Herzschuss – Jedes Verbrechen hat seine Geschichte, Andreas Föhr, gelesen von Michael Schwarzmaier, Argon Verlag, 1 MP3, ca. 8 Std. Lesefassung


Herzschuss – Jedes Verbrechen hat seine Geschichte, Andreas Föhr, gelesen von Michael Schwarzmaier, Argon Verlag, 1 MP3, ca. 8 Std. Lesefassung

 

Der 10. Fall für Wallner & Kreuthner: Der brave Kommissar Clemens Wallner nimmt sich einen Tag frei, um mit seiner Kollegin kurz vor Weihnachten Ski zu fahren. Doch sie werden verfolgt und als Wallner den Verfolger stellt, erhält er einen Zettel mit Koordinaten, die sie zu einer versteckten Leiche auf einer einsamen Baustelle führt. Noch während sie die Spurensicherung alarmieren taucht Kreuthner am Tatort auf.
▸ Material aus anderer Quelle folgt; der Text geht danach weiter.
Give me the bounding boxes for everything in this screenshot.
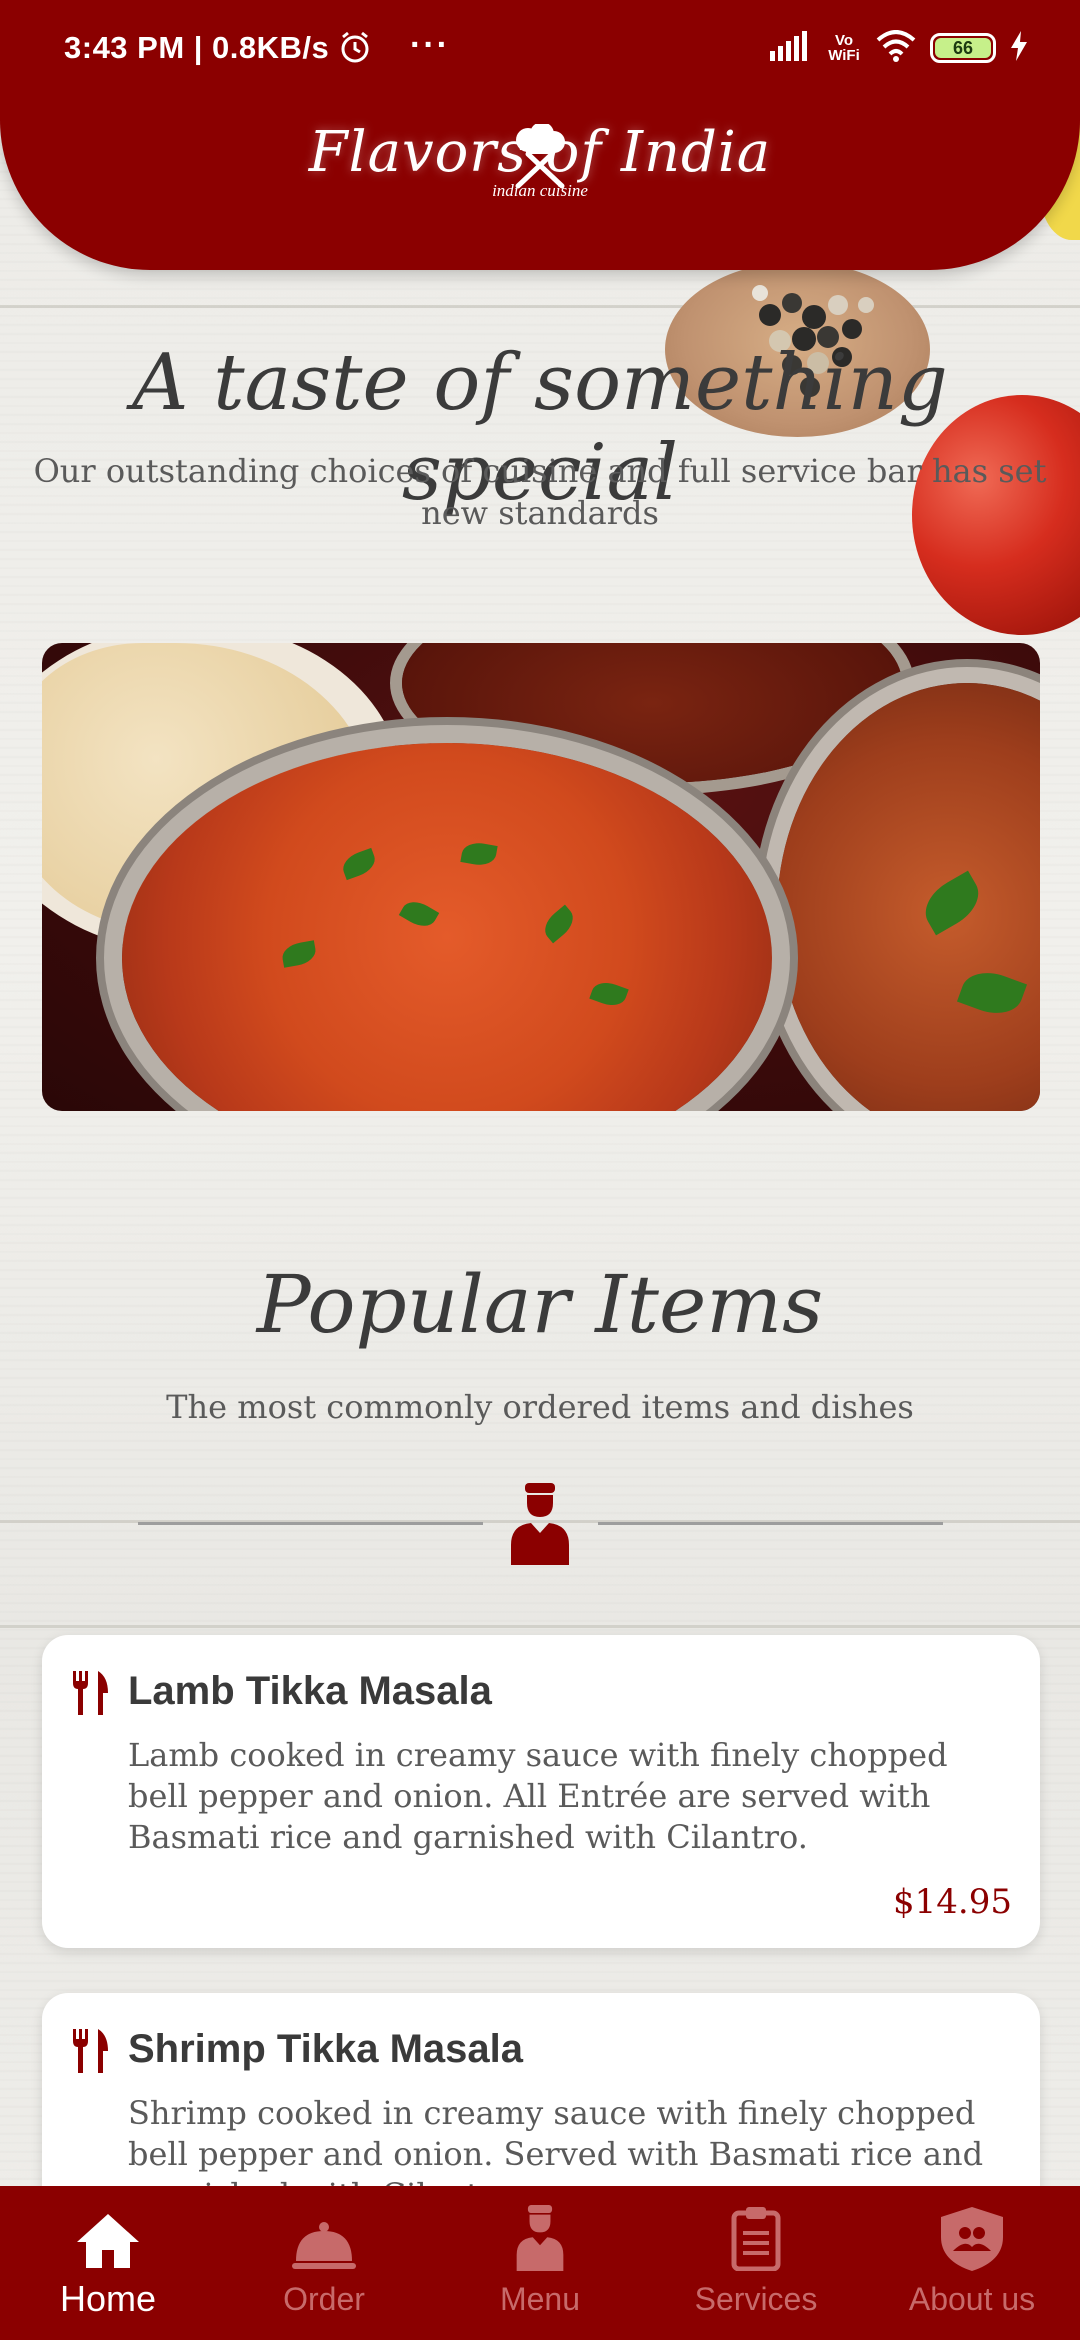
- nav-home-label: Home: [59, 2278, 157, 2319]
- home-icon: [77, 2206, 139, 2268]
- divider-right: [598, 1522, 943, 1525]
- nav-menu[interactable]: Menu: [432, 2186, 648, 2340]
- nav-order[interactable]: Order: [216, 2186, 432, 2340]
- clipboard-icon: [731, 2206, 781, 2271]
- nav-order-label: Order: [283, 2280, 365, 2317]
- nav-about[interactable]: About us: [864, 2186, 1080, 2340]
- signal-icon: [770, 31, 812, 65]
- battery-indicator: 66: [930, 33, 996, 63]
- chef-icon: [511, 1483, 569, 1569]
- battery-level: 66: [935, 38, 991, 58]
- hero-food-image: [42, 643, 1040, 1111]
- app-header: 3:43 PM | 0.8KB/s ··· Vo WiFi 66 Flavors…: [0, 0, 1080, 270]
- bottom-navigation: Home Order Menu Services About us: [0, 2186, 1080, 2340]
- status-bar: 3:43 PM | 0.8KB/s ··· Vo WiFi 66: [0, 0, 1080, 100]
- nav-services-label: Services: [694, 2280, 818, 2317]
- fork-knife-icon: [70, 1671, 110, 1719]
- popular-items-title: Popular Items: [256, 1258, 824, 1351]
- more-notifications-icon: ···: [410, 26, 450, 64]
- alarm-icon: [338, 30, 372, 68]
- divider-left: [138, 1522, 483, 1525]
- nav-services[interactable]: Services: [648, 2186, 864, 2340]
- nav-about-label: About us: [908, 2280, 1036, 2317]
- popular-items-subtitle: The most commonly ordered items and dish…: [166, 1388, 914, 1426]
- chef-hat-utensils-icon: [508, 122, 572, 194]
- status-time: 3:43 PM | 0.8KB/s: [64, 30, 330, 65]
- hero-subtitle: Our outstanding choices of cuisine and f…: [33, 452, 1047, 532]
- status-icons: Vo WiFi 66: [770, 30, 1028, 66]
- cloche-icon: [292, 2209, 356, 2271]
- fork-knife-icon: [70, 2029, 110, 2077]
- nav-home[interactable]: Home: [0, 2186, 216, 2340]
- item-name: Lamb Tikka Masala: [128, 1669, 492, 1713]
- item-name: Shrimp Tikka Masala: [128, 2027, 523, 2071]
- nav-menu-label: Menu: [499, 2280, 581, 2317]
- charging-icon: [1010, 31, 1028, 65]
- wood-seam: [0, 1625, 1080, 1628]
- volte-indicator: Vo WiFi: [828, 32, 860, 64]
- wifi-icon: [876, 30, 916, 66]
- popular-item-card[interactable]: Lamb Tikka Masala Lamb cooked in creamy …: [42, 1635, 1040, 1948]
- wood-seam: [0, 305, 1080, 308]
- chef-icon: [515, 2204, 565, 2271]
- shield-people-icon: [941, 2206, 1003, 2271]
- item-price: $14.95: [893, 1882, 1012, 1922]
- item-description: Lamb cooked in creamy sauce with finely …: [128, 1736, 948, 1856]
Während alle noch über die Identität grübeln, weiß Leo sofort wer es ist: Philipp Gansel, Vorsitzender des Wirtschaftsausschusses und Ehemann seiner ersten großen Liebe. Dass es ein hohes Tier ist, macht den Fall umso brisanter für die neue attraktive Kripochefin Karla Tiedemann. Zu dumm nur, dass anfangs alles auf einen Verdächtigen hindeutet, gegen den auch Haftbefehl erlassen wird: Leo Kreuthner. Dem traut Wallner ja so einiges zu, aber wenn der den Gansel auf dem Gewissen hätte, wäre er anders vorgegangen! Leo ist bewusst, dass es für Polizisten in Haft nichts zu Lachen gibt und so kommt er dort natürlich nie an. Allerdings traut sich auch keiner seiner Spezl ihm Unterschlupf zu gewähren, bis auf einen... Außer ihm selbst ist keiner so erpicht auf eine schnelle Aufklärung des Falles, doch der ist echt verzwickt!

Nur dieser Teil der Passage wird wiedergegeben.